Jules Verne

Er kwam een groote wagen voor om ons naar den spoorweg te Altona te brengen. Hij was weldra volgeladen met al de kisten van mijn oom.

"En uw valies?" vroeg hij mij.

"Het is gereed," antwoordde ik bijna bezwijmende.

"Breng het dan spoedig beneden, of wij zouden door uw schuld den trein missen!"

Tegen mijn noodlot te kampen scheen mij onmogelijk toe. Ik ging weder naar mijne kamer, en mijn valies van de trappen latende glijden, vloog ik het achterna.

Op dit oogenblik droeg mijn oom plechtig de "teugels" van zijn huis in handen van Graeuben over. Het lieve meisje behield hare gewone kalmte. Zij omhelsde haren voogd, maar kon een traan niet weerhouden, toen zij mijne wang met hare zachte lippen aanraakte.

"Graeuben!" riep ik.

"Ga, lieve Axel! ga!" zeide zij mij, "gij verlaat uwe bruid, maar vindt bij uwe terugkomst uw vrouwtje terug!"

Ik klemde Graeuben in mijne armen en nam plaats in het rijtuig. Martha en het meisje op den drempel van het huis staande, riepen ons een laatst vaarwel toe; daarna sloegen de beide paarden, door het fluiten van den voerman aangevuurd, in galop den weg naar Altona in.

HOOFDSTUK VIII

Altona.--Kiel.--Korsoer.--Professor Thomson.--Kopenhagen--De Vor-Frelsels kerk.--Duizeligheid.

Altona, eigenlijk stadsgebied van Hamburg, is het eerste station van den Kielerspoorweg, die ons naar den oever van de Belt zou brengen. Binnen twintig minuten kwamen wij op Holsteinschen grond.

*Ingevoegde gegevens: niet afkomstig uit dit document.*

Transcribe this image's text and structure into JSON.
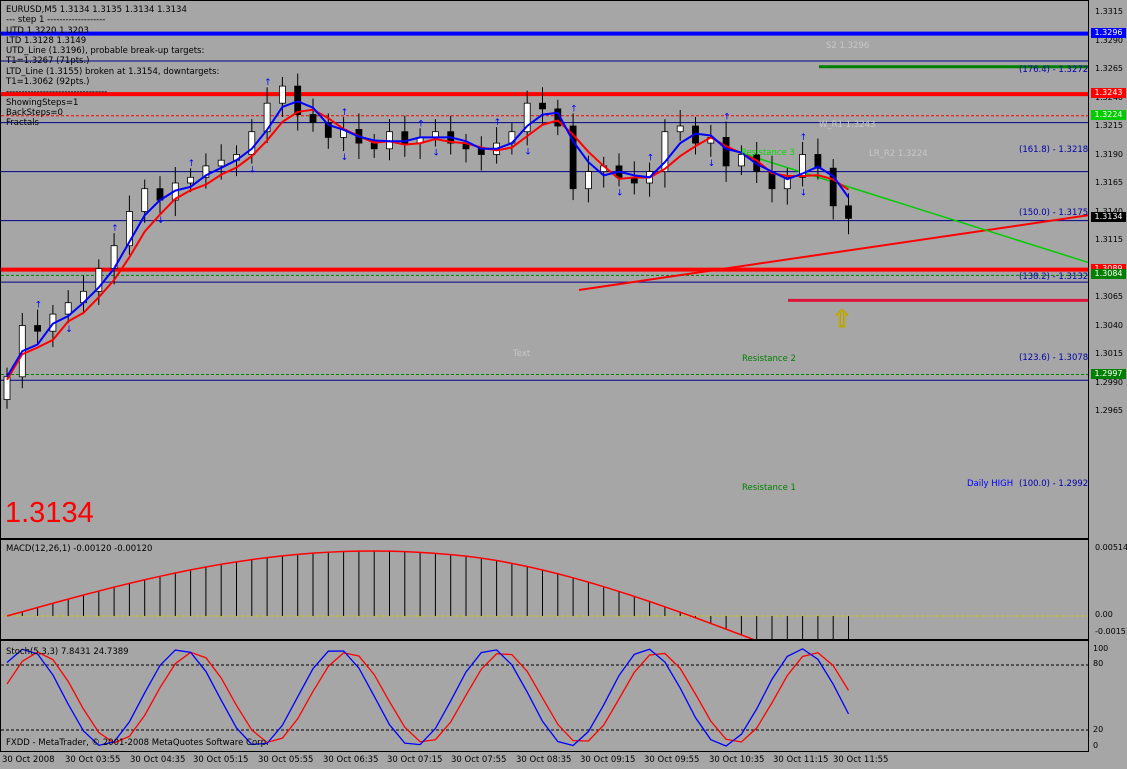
{
  "chart_header": {
    "symbol_line": "EURUSD,M5  1.3134 1.3135 1.3134 1.3134",
    "info_lines": [
      "---   step 1   -------------------",
      "UTD  1.3220  1.3203",
      "LTD  1.3128  1.3149",
      "UTD_Line (1.3196), probable break-up targets:",
      "T1=1.3267 (71pts.)",
      "LTD_Line (1.3155) broken at 1.3154, downtargets:",
      "T1=1.3062 (92pts.)",
      "---------------------------------",
      "ShowingSteps=1",
      "BackSteps=0",
      "Fractals"
    ],
    "big_price": "1.3134"
  },
  "price_axis": {
    "ticks": [
      "1.3315",
      "1.3290",
      "1.3265",
      "1.3240",
      "1.3215",
      "1.3190",
      "1.3165",
      "1.3140",
      "1.3115",
      "1.3090",
      "1.3065",
      "1.3040",
      "1.3015",
      "1.2990",
      "1.2965"
    ],
    "tags": [
      {
        "label": "1.3296",
        "color": "#0000ff"
      },
      {
        "label": "1.3243",
        "color": "#ff0000"
      },
      {
        "label": "1.3224",
        "color": "#00cc00"
      },
      {
        "label": "1.3134",
        "color": "#000000"
      },
      {
        "label": "1.3089",
        "color": "#ff0000"
      },
      {
        "label": "1.3084",
        "color": "#008000"
      },
      {
        "label": "1.2997",
        "color": "#008000"
      }
    ]
  },
  "chart_labels": {
    "s2": "S2  1.3296",
    "w_r1": "W_R1  1.3243",
    "resistance3": "Resistance 3",
    "fib_176": "(176.4)  -  1.3272",
    "fib_161": "(161.8)  -  1.3218",
    "fib_150": "(150.0)  -  1.3175",
    "fib_138": "(138.2)  -  1.3132",
    "fib_123": "(123.6)  -  1.3078",
    "fib_100": "(100.0)  -  1.2992",
    "daily_high": "Daily HIGH",
    "text": "Text",
    "resistance2": "Resistance 2",
    "resistance1": "Resistance 1",
    "lr_faded": "LR_R2  1.3224"
  },
  "macd": {
    "title": "MACD(12,26,1) -0.00120 -0.00120",
    "ticks": [
      "0.00514",
      "0.00",
      "-0.00151"
    ]
  },
  "stoch": {
    "title": "Stoch(5,3,3) 7.8431 24.7389",
    "ticks": [
      "100",
      "80",
      "20",
      "0"
    ],
    "footer": "FXDD - MetaTrader, © 2001-2008 MetaQuotes Software Corp."
  },
  "time_axis": [
    "30 Oct 2008",
    "30 Oct 03:55",
    "30 Oct 04:35",
    "30 Oct 05:15",
    "30 Oct 05:55",
    "30 Oct 06:35",
    "30 Oct 07:15",
    "30 Oct 07:55",
    "30 Oct 08:35",
    "30 Oct 09:15",
    "30 Oct 09:55",
    "30 Oct 10:35",
    "30 Oct 11:15",
    "30 Oct 11:55"
  ],
  "colors": {
    "up_candle": "#ffffff",
    "down_candle": "#000000",
    "ma_fast": "#0000ff",
    "ma_slow": "#ff0000",
    "arrow": "#ffff00"
  },
  "chart_data": {
    "type": "candlestick",
    "symbol": "EURUSD",
    "timeframe": "M5",
    "last_price": 1.3134,
    "ohlc_last": {
      "open": 1.3134,
      "high": 1.3135,
      "low": 1.3134,
      "close": 1.3134
    },
    "price_range": [
      1.296,
      1.3325
    ],
    "close_approx": [
      1.2995,
      1.304,
      1.3035,
      1.305,
      1.306,
      1.307,
      1.309,
      1.311,
      1.314,
      1.316,
      1.315,
      1.3165,
      1.317,
      1.318,
      1.3185,
      1.319,
      1.321,
      1.3235,
      1.325,
      1.3225,
      1.3218,
      1.3205,
      1.3212,
      1.32,
      1.3195,
      1.321,
      1.32,
      1.3205,
      1.321,
      1.32,
      1.3195,
      1.319,
      1.32,
      1.321,
      1.3235,
      1.323,
      1.3215,
      1.316,
      1.3175,
      1.318,
      1.317,
      1.3165,
      1.3175,
      1.321,
      1.3215,
      1.32,
      1.3205,
      1.318,
      1.319,
      1.3175,
      1.316,
      1.317,
      1.319,
      1.3178,
      1.3145,
      1.3134
    ],
    "horizontal_levels": [
      1.3296,
      1.3272,
      1.3243,
      1.3224,
      1.3218,
      1.3175,
      1.3132,
      1.3089,
      1.3084,
      1.3078,
      1.3062,
      1.2997,
      1.2992
    ],
    "macd": {
      "params": "12,26,1",
      "value": -0.0012,
      "signal": -0.0012,
      "range": [
        -0.00151,
        0.00514
      ]
    },
    "stochastic": {
      "params": "5,3,3",
      "k": 7.8431,
      "d": 24.7389,
      "levels": [
        20,
        80
      ]
    }
  }
}
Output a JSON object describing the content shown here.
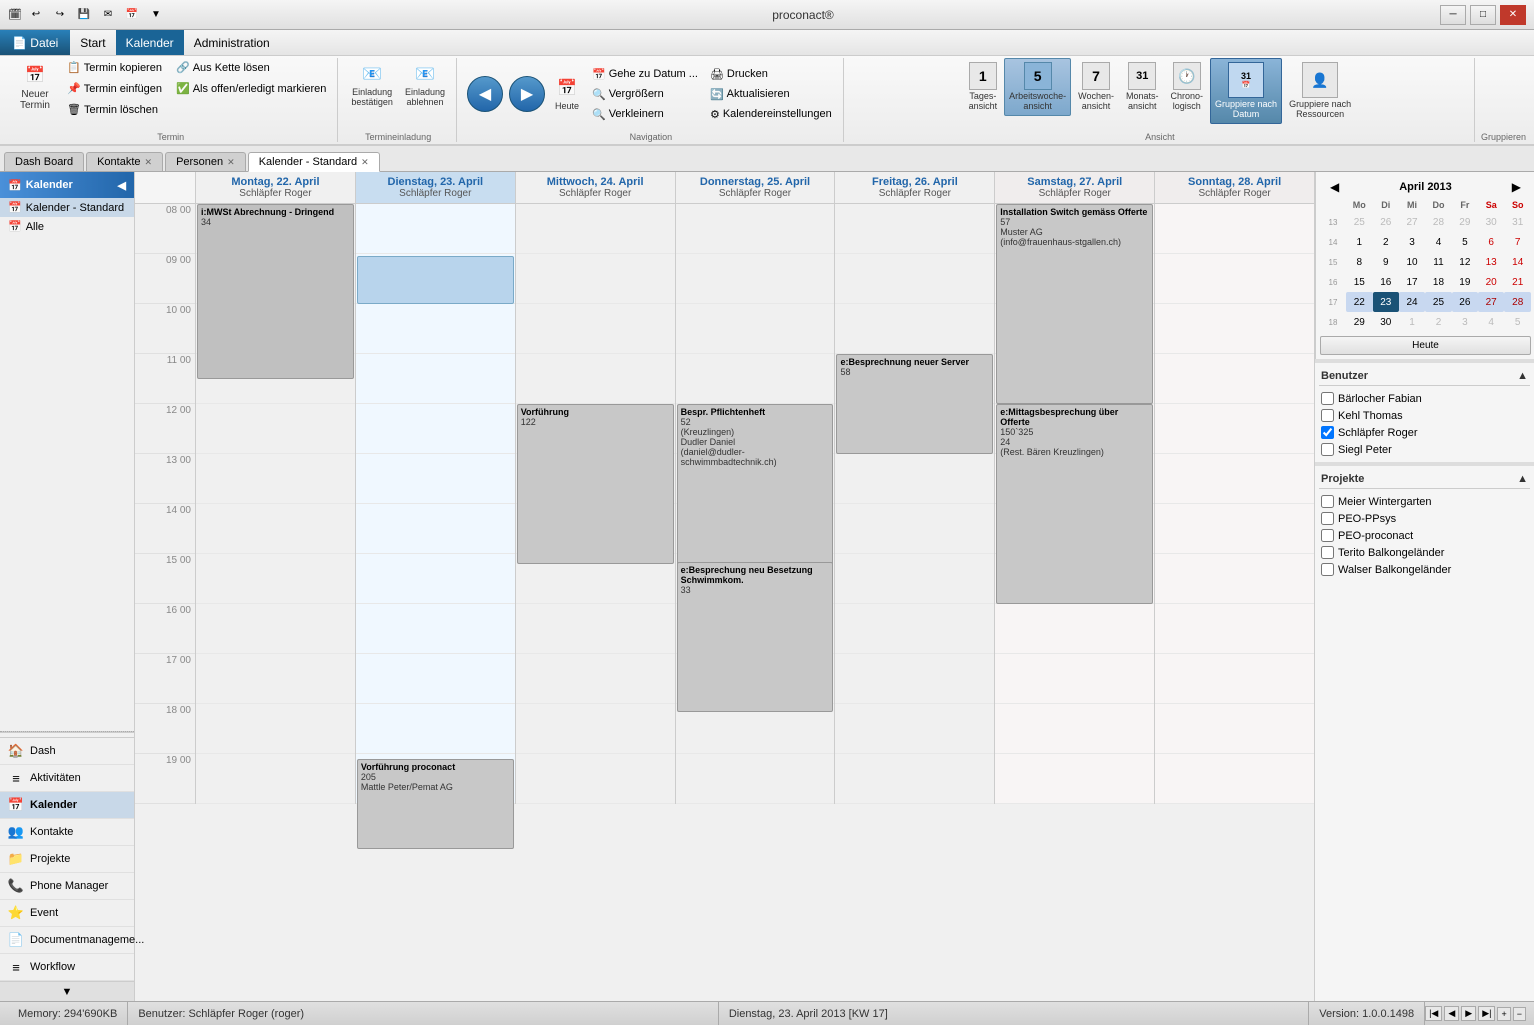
{
  "titleBar": {
    "title": "proconact®",
    "quickAccess": [
      "↩",
      "↪",
      "💾",
      "✉",
      "📅",
      "▼"
    ]
  },
  "menuBar": {
    "items": [
      {
        "label": "Datei",
        "active": true,
        "file": true
      },
      {
        "label": "Start",
        "active": false
      },
      {
        "label": "Kalender",
        "active": true,
        "underline": true
      },
      {
        "label": "Administration",
        "active": false
      }
    ]
  },
  "ribbon": {
    "groups": [
      {
        "label": "Termin",
        "buttons": [
          {
            "id": "new-termin",
            "label": "Neuer\nTermin",
            "icon": "📅",
            "large": true
          },
          {
            "id": "copy-termin",
            "label": "Termin\nkopieren",
            "icon": "📋"
          },
          {
            "id": "add-termin",
            "label": "Termin\neinfügen",
            "icon": "📌"
          },
          {
            "id": "delete-termin",
            "label": "Termin\nlöschen",
            "icon": "🗑"
          },
          {
            "id": "chain-out",
            "label": "Aus Kette\nlösen",
            "icon": "🔗"
          },
          {
            "id": "open-done",
            "label": "Als offen/erledigt\nmarkieren",
            "icon": "✅"
          }
        ]
      },
      {
        "label": "Termineinladung",
        "buttons": [
          {
            "id": "invite-confirm",
            "label": "Einladung\nbestätigen",
            "icon": "📧"
          },
          {
            "id": "invite-decline",
            "label": "Einladung\nablehnen",
            "icon": "📧"
          }
        ]
      },
      {
        "label": "Navigation",
        "buttons": [
          {
            "id": "back",
            "label": "Zurück",
            "icon": "◀"
          },
          {
            "id": "forward",
            "label": "Vorwärts",
            "icon": "▶"
          },
          {
            "id": "today",
            "label": "Heute",
            "icon": "📅"
          },
          {
            "id": "goto-date",
            "label": "Gehe zu Datum ...",
            "small": true
          },
          {
            "id": "zoom-in",
            "label": "Vergrößern",
            "small": true
          },
          {
            "id": "zoom-out",
            "label": "Verkleinern",
            "small": true
          },
          {
            "id": "print",
            "label": "Drucken",
            "small": true
          },
          {
            "id": "refresh",
            "label": "Aktualisieren",
            "small": true
          },
          {
            "id": "cal-settings",
            "label": "Kalendereinstellungen",
            "small": true
          }
        ]
      },
      {
        "label": "Ansicht",
        "buttons": [
          {
            "id": "day-view",
            "label": "Tagesansicht",
            "icon": "1"
          },
          {
            "id": "work-week-view",
            "label": "Arbeitswochenansicht",
            "icon": "5",
            "active": true
          },
          {
            "id": "week-view",
            "label": "Wochenansicht",
            "icon": "7"
          },
          {
            "id": "month-view",
            "label": "Monatsansicht",
            "icon": "31"
          },
          {
            "id": "chrono-view",
            "label": "Chronologisch",
            "icon": "🕐"
          },
          {
            "id": "group-date",
            "label": "Gruppiere nach\nDatum",
            "icon": "31",
            "active": true
          },
          {
            "id": "group-resource",
            "label": "Gruppiere nach\nRessourcen",
            "icon": "👤"
          }
        ]
      }
    ]
  },
  "tabs": [
    {
      "label": "Dash Board",
      "closable": false,
      "active": false
    },
    {
      "label": "Kontakte",
      "closable": true,
      "active": false
    },
    {
      "label": "Personen",
      "closable": true,
      "active": false
    },
    {
      "label": "Kalender - Standard",
      "closable": true,
      "active": true
    }
  ],
  "sidebar": {
    "header": "Kalender",
    "treeItems": [
      {
        "label": "Kalender - Standard",
        "icon": "📅",
        "selected": true
      },
      {
        "label": "Alle",
        "icon": "📅"
      }
    ],
    "navItems": [
      {
        "label": "Dash",
        "icon": "🏠",
        "active": false
      },
      {
        "label": "Aktivitäten",
        "icon": "≡",
        "active": false
      },
      {
        "label": "Kalender",
        "icon": "📅",
        "active": true
      },
      {
        "label": "Kontakte",
        "icon": "👥",
        "active": false
      },
      {
        "label": "Projekte",
        "icon": "📁",
        "active": false
      },
      {
        "label": "Phone Manager",
        "icon": "📞",
        "active": false
      },
      {
        "label": "Event",
        "icon": "⭐",
        "active": false
      },
      {
        "label": "Documentmanageme...",
        "icon": "📄",
        "active": false
      },
      {
        "label": "Workflow",
        "icon": "≡",
        "active": false
      }
    ]
  },
  "calendar": {
    "days": [
      {
        "label": "Montag, 22. April",
        "person": "Schläpfer Roger",
        "today": false,
        "weekend": false
      },
      {
        "label": "Dienstag, 23. April",
        "person": "Schläpfer Roger",
        "today": true,
        "weekend": false
      },
      {
        "label": "Mittwoch, 24. April",
        "person": "Schläpfer Roger",
        "today": false,
        "weekend": false
      },
      {
        "label": "Donnerstag, 25. April",
        "person": "Schläpfer Roger",
        "today": false,
        "weekend": false
      },
      {
        "label": "Freitag, 26. April",
        "person": "Schläpfer Roger",
        "today": false,
        "weekend": false
      },
      {
        "label": "Samstag, 27. April",
        "person": "Schläpfer Roger",
        "today": false,
        "weekend": true
      },
      {
        "label": "Sonntag, 28. April",
        "person": "Schläpfer Roger",
        "today": false,
        "weekend": true
      }
    ],
    "timeSlots": [
      "08 00",
      "09 00",
      "10 00",
      "11 00",
      "12 00",
      "13 00",
      "14 00",
      "15 00",
      "16 00",
      "17 00",
      "18 00",
      "19 00"
    ],
    "events": [
      {
        "id": "ev1",
        "dayIndex": 0,
        "startSlot": 0,
        "duration": 3,
        "topOffset": 0,
        "title": "i:MWSt Abrechnung - Dringend",
        "detail": "34",
        "type": "gray"
      },
      {
        "id": "ev2",
        "dayIndex": 1,
        "startSlot": 1,
        "duration": 1,
        "topOffset": 0,
        "title": "",
        "detail": "",
        "type": "blue-light"
      },
      {
        "id": "ev3",
        "dayIndex": 5,
        "startSlot": 0,
        "duration": 4,
        "topOffset": 0,
        "title": "Installation Switch gemäss Offerte",
        "detail": "57\nMuster AG\n(info@frauenhaus-stgallen.ch)",
        "type": "gray"
      },
      {
        "id": "ev4",
        "dayIndex": 2,
        "startSlot": 4,
        "duration": 3,
        "topOffset": 0,
        "title": "Vorführung",
        "detail": "122",
        "type": "gray"
      },
      {
        "id": "ev5",
        "dayIndex": 3,
        "startSlot": 4,
        "duration": 4,
        "topOffset": 0,
        "title": "Bespr. Pflichtenheft",
        "detail": "52\n(Kreuzlingen)\nDudler Daniel\n(daniel@dudler-schwimmbadtechnik.ch)",
        "type": "gray"
      },
      {
        "id": "ev6",
        "dayIndex": 4,
        "startSlot": 3,
        "duration": 2,
        "topOffset": 0,
        "title": "e:Besprechnung neuer Server",
        "detail": "58",
        "type": "gray"
      },
      {
        "id": "ev7",
        "dayIndex": 5,
        "startSlot": 4,
        "duration": 4,
        "topOffset": 0,
        "title": "e:Mittagsbesprechung über Offerte",
        "detail": "150`325\n24\n(Rest. Bären Kreuzlingen)",
        "type": "gray"
      },
      {
        "id": "ev8",
        "dayIndex": 3,
        "startSlot": 7,
        "duration": 3,
        "topOffset": 0,
        "title": "e:Besprechung neu Besetzung Schwimmkom.",
        "detail": "33",
        "type": "gray"
      },
      {
        "id": "ev9",
        "dayIndex": 1,
        "startSlot": 11,
        "duration": 2,
        "topOffset": 0,
        "title": "Vorführung proconact",
        "detail": "205\nMattle Peter/Pemat AG",
        "type": "gray"
      }
    ]
  },
  "miniCalendar": {
    "month": "April 2013",
    "headers": [
      "Mo",
      "Di",
      "Mi",
      "Do",
      "Fr",
      "Sa",
      "So"
    ],
    "weeks": [
      [
        {
          "num": 13,
          "label": "25",
          "otherMonth": true
        },
        {
          "num": "",
          "label": "26",
          "otherMonth": true
        },
        {
          "num": "",
          "label": "27",
          "otherMonth": true
        },
        {
          "num": "",
          "label": "28",
          "otherMonth": true
        },
        {
          "num": "",
          "label": "29",
          "otherMonth": true
        },
        {
          "num": "",
          "label": "30",
          "otherMonth": true
        },
        {
          "num": "",
          "label": "31",
          "otherMonth": true
        }
      ],
      [
        {
          "num": 14,
          "label": "1"
        },
        {
          "num": "",
          "label": "2"
        },
        {
          "num": "",
          "label": "3"
        },
        {
          "num": "",
          "label": "4"
        },
        {
          "num": "",
          "label": "5"
        },
        {
          "num": "",
          "label": "6",
          "weekend": true
        },
        {
          "num": "",
          "label": "7",
          "weekend": true
        }
      ],
      [
        {
          "num": 15,
          "label": "8"
        },
        {
          "num": "",
          "label": "9"
        },
        {
          "num": "",
          "label": "10"
        },
        {
          "num": "",
          "label": "11"
        },
        {
          "num": "",
          "label": "12"
        },
        {
          "num": "",
          "label": "13",
          "weekend": true
        },
        {
          "num": "",
          "label": "14",
          "weekend": true
        }
      ],
      [
        {
          "num": 16,
          "label": "15"
        },
        {
          "num": "",
          "label": "16"
        },
        {
          "num": "",
          "label": "17"
        },
        {
          "num": "",
          "label": "18"
        },
        {
          "num": "",
          "label": "19"
        },
        {
          "num": "",
          "label": "20",
          "weekend": true
        },
        {
          "num": "",
          "label": "21",
          "weekend": true
        }
      ],
      [
        {
          "num": 17,
          "label": "22",
          "selectedWeek": true
        },
        {
          "num": "",
          "label": "23",
          "today": true
        },
        {
          "num": "",
          "label": "24",
          "selectedWeek": true
        },
        {
          "num": "",
          "label": "25",
          "selectedWeek": true
        },
        {
          "num": "",
          "label": "26",
          "selectedWeek": true
        },
        {
          "num": "",
          "label": "27",
          "weekend": true,
          "selectedWeek": true
        },
        {
          "num": "",
          "label": "28",
          "weekend": true,
          "selectedWeek": true
        }
      ],
      [
        {
          "num": 18,
          "label": "29"
        },
        {
          "num": "",
          "label": "30"
        },
        {
          "num": "",
          "label": "1",
          "otherMonth": true
        },
        {
          "num": "",
          "label": "2",
          "otherMonth": true
        },
        {
          "num": "",
          "label": "3",
          "otherMonth": true
        },
        {
          "num": "",
          "label": "4",
          "otherMonth": true
        },
        {
          "num": "",
          "label": "5",
          "otherMonth": true
        }
      ]
    ],
    "todayLabel": "Heute"
  },
  "usersPanel": {
    "title": "Benutzer",
    "users": [
      {
        "name": "Bärlocher Fabian",
        "checked": false
      },
      {
        "name": "Kehl Thomas",
        "checked": false
      },
      {
        "name": "Schläpfer Roger",
        "checked": true
      },
      {
        "name": "Siegl Peter",
        "checked": false
      }
    ]
  },
  "projectsPanel": {
    "title": "Projekte",
    "items": [
      {
        "name": "Meier Wintergarten",
        "checked": false
      },
      {
        "name": "PEO-PPsys",
        "checked": false
      },
      {
        "name": "PEO-proconact",
        "checked": false
      },
      {
        "name": "Terito Balkongeländer",
        "checked": false
      },
      {
        "name": "Walser Balkongeländer",
        "checked": false
      }
    ]
  },
  "statusBar": {
    "memory": "Memory: 294'690KB",
    "user": "Benutzer: Schläpfer Roger (roger)",
    "date": "Dienstag, 23. April 2013 [KW 17]",
    "version": "Version: 1.0.0.1498"
  }
}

Om half zeven uur hield het rijtuig stil voor het station, de talrijke kisten van mijn oom, zijn verbazende reisbehoeften werden afgelaten, vervoerd, gewogen, van briefjes voorzien, weder in den goederenwagen geladen, en om zeven uur zaten wij over elkander in dezelfde afdeeling van een waggon. De locomotief floot en zette zich in beweging. Wij waren vertrokken.

Had ik mij in mijn lot geschikt? Nog niet. Doch de frissche morgenlucht, de bijzonderheden van den weg, die telkens afwisselden door de snelheid van den trein, gaven mij eenige afleiding van mijn diep gepeins.

Wat de gedachte van den professor aangaat, deze liep gewis den trein vooruit die te te langzaam ging naar den maatstaf van zijn ongeduld. Wij zaten alleen in den waggon, maar spraken niet. Mijn oom onderzocht nog eens zeer oplettend den ganschen inhoud van zijne zakken en van de reistasch. Ik zag wel, dat hem geen enkel stuk ontbrak, dat hij noodig had voor de uitvoering zijner plannen.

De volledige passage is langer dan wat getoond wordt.